Epilepsia e distúrbios do movimento: Diagnóstico
Os três elementos que fazem a diferença no diagnóstico mais assertivo do paciente são: observação, história clínica e exame neurológico.
Observar o paciente desde o momento que ele entra no consultório até o momento de ir embora nos permite identificar aspectos característicos. O movimentar das mãos e dos pés, a postura enquanto está sentado, o deitar. Quando olhamos com atenção para esses detalhes, adquirimos uma nova percepção. Para isso, é extremamente importante que o neurologista esteja familiarizado com os conceitos sobre distúrbios do movimento, pois o reconhecimento de características específicas pode estar nas sutilezas de um detalhe que outrora passou despercebido.
Por exemplo, se o especialista não tiver bagagem a respeito das alterações de movimento, uma crise oculogírica (desvio ocular que é uma reação distônica) pode ser facilmente confundida com uma crise epiléptica. A diferença entre elas se deve ao fato de que o paciente não perde a consciência dos acontecimentos a sua volta durante um episódio distônico.
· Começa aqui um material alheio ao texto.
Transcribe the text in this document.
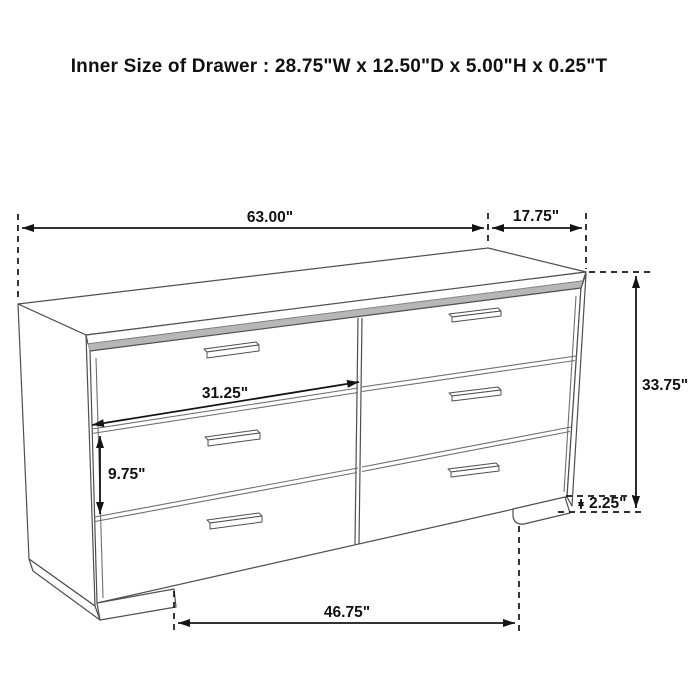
Inner Size of Drawer : 28.75"W x 12.50"D x 5.00"H x 0.25"T
63.00"	17.75"
33.75"
31.25"
9.75"
2.25"
46.75"
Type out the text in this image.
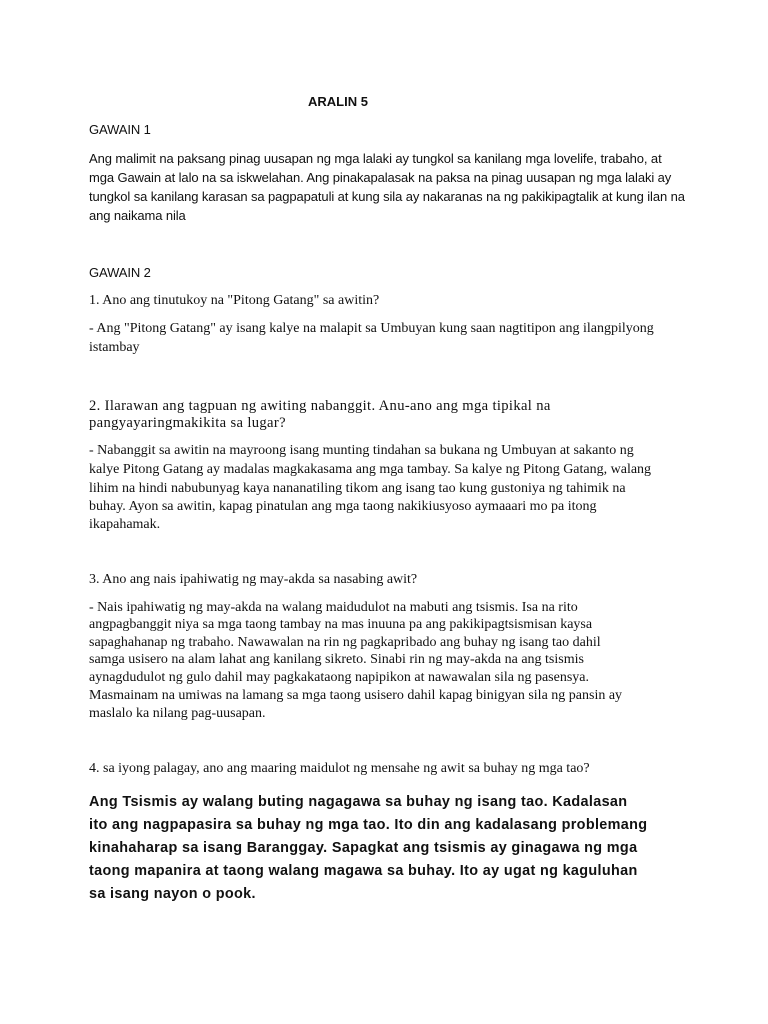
ARALIN 5

GAWAIN 1

Ang malimit na paksang pinag uusapan ng mga lalaki ay tungkol sa kanilang mga lovelife, trabaho, at

mga Gawain at lalo na sa iskwelahan. Ang pinakapalasak na paksa na pinag uusapan ng mga lalaki ay

tungkol sa kanilang karasan sa pagpapatuli at kung sila ay nakaranas na ng pakikipagtalik at kung ilan na

ang naikama nila

GAWAIN 2

1. Ano ang tinutukoy na "Pitong Gatang" sa awitin?

- Ang "Pitong Gatang" ay isang kalye na malapit sa Umbuyan kung saan nagtitipon ang ilangpilyong

istambay

2. Ilarawan ang tagpuan ng awiting nabanggit. Anu-ano ang mga tipikal na

pangyayaringmakikita sa lugar?

- Nabanggit sa awitin na mayroong isang munting tindahan sa bukana ng Umbuyan at sakanto ng

kalye Pitong Gatang ay madalas magkakasama ang mga tambay. Sa kalye ng Pitong Gatang, walang

lihim na hindi nabubunyag kaya nananatiling tikom ang isang tao kung gustoniya ng tahimik na

buhay. Ayon sa awitin, kapag pinatulan ang mga taong nakikiusyoso aymaaari mo pa itong

ikapahamak.

3. Ano ang nais ipahiwatig ng may-akda sa nasabing awit?

- Nais ipahiwatig ng may-akda na walang maidudulot na mabuti ang tsismis. Isa na rito

angpagbanggit niya sa mga taong tambay na mas inuuna pa ang pakikipagtsismisan kaysa

sapaghahanap ng trabaho. Nawawalan na rin ng pagkapribado ang buhay ng isang tao dahil

samga usisero na alam lahat ang kanilang sikreto. Sinabi rin ng may-akda na ang tsismis

aynagdudulot ng gulo dahil may pagkakataong napipikon at nawawalan sila ng pasensya.

Masmainam na umiwas na lamang sa mga taong usisero dahil kapag binigyan sila ng pansin ay

maslalo ka nilang pag-uusapan.

4. sa iyong palagay, ano ang maaring maidulot ng mensahe ng awit sa buhay ng mga tao?

Ang Tsismis ay walang buting nagagawa sa buhay ng isang tao. Kadalasan

ito ang nagpapasira sa buhay ng mga tao. Ito din ang kadalasang problemang

kinahaharap sa isang Baranggay. Sapagkat ang tsismis ay ginagawa ng mga

taong mapanira at taong walang magawa sa buhay. Ito ay ugat ng kaguluhan

sa isang nayon o pook.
Ele entende o que se fala, mas não consegue desfazer aquela postura. Febre, taquicardia, rubor e sudorese também podem vir acompanhando uma crise oculogírica.
Além disso, é importante trabalhar a história clínica. Por diversas razões os pacientes optam por mudar o especialista que os acompanha. Ao longo desse processo, muitas informações podem ser perdidas e/ou ignorada. A fim de alcançarmos um diagnóstico satisfatório, retomar questionamentos e avaliações pode proporcionar uma nova descoberta que culminará em um tratamento mais eficiente.
O exame físico geral e neurológico trazem provas físicas que complementam a observação e corroboram para um diagnóstico específico. Por exemplo, você sabia que o aumento do baço e do fígado remetem a algumas doenças genéticas? É no momento da realização deste exame que notamos esta alteração.
Exames para diagnóstico: Exoma e painel multigênico personalizado (NGS)
Para auxiliar no diagnóstico de doenças raras associadas a distúrbios do movimento, atualmente existem exames genéticos específicos: o paineis que avaliam vários genes por meio de sequenciamento de última geração (os mais comuns para aquele grupo de doenças) e o exoma.
O painel de distúrbios do movimento é gratuito. Ele avalia 91 genes (temos mais de 100 descritos) que detectam síndromes que cursam tanto com epilepsia quanto com distúrbios do movimento. Para realização, nós temos acesso a um kit que nos permite coletar os materiais do paciente no próprio consultório por meio de swab (uma espécie de “cotonete grande”) passado na região interna da bochecha. Já o exoma permite sequenciar todas as informações do DNA humano a fim de identificar variantes patológicas que estejam relacionadas ao quadro clínico do paciente.
A mensagem que eu gostaria de deixar aqui hoje é que as síndromes epilépticas podem ser associadas aos distúrbios do movimento, assim como o inverso. Especialistas e pacientes têm papéis a desempenhar neste processo de descoberta de uma doença, diagnóstico e tratamento, por isso precisamos nos munir de informações.
Este conteúdo visa informar e não substitui a orientação de um especialista. Consulte o seu médico para esclarecer quaisquer dúvidas e realizar diagnósticos.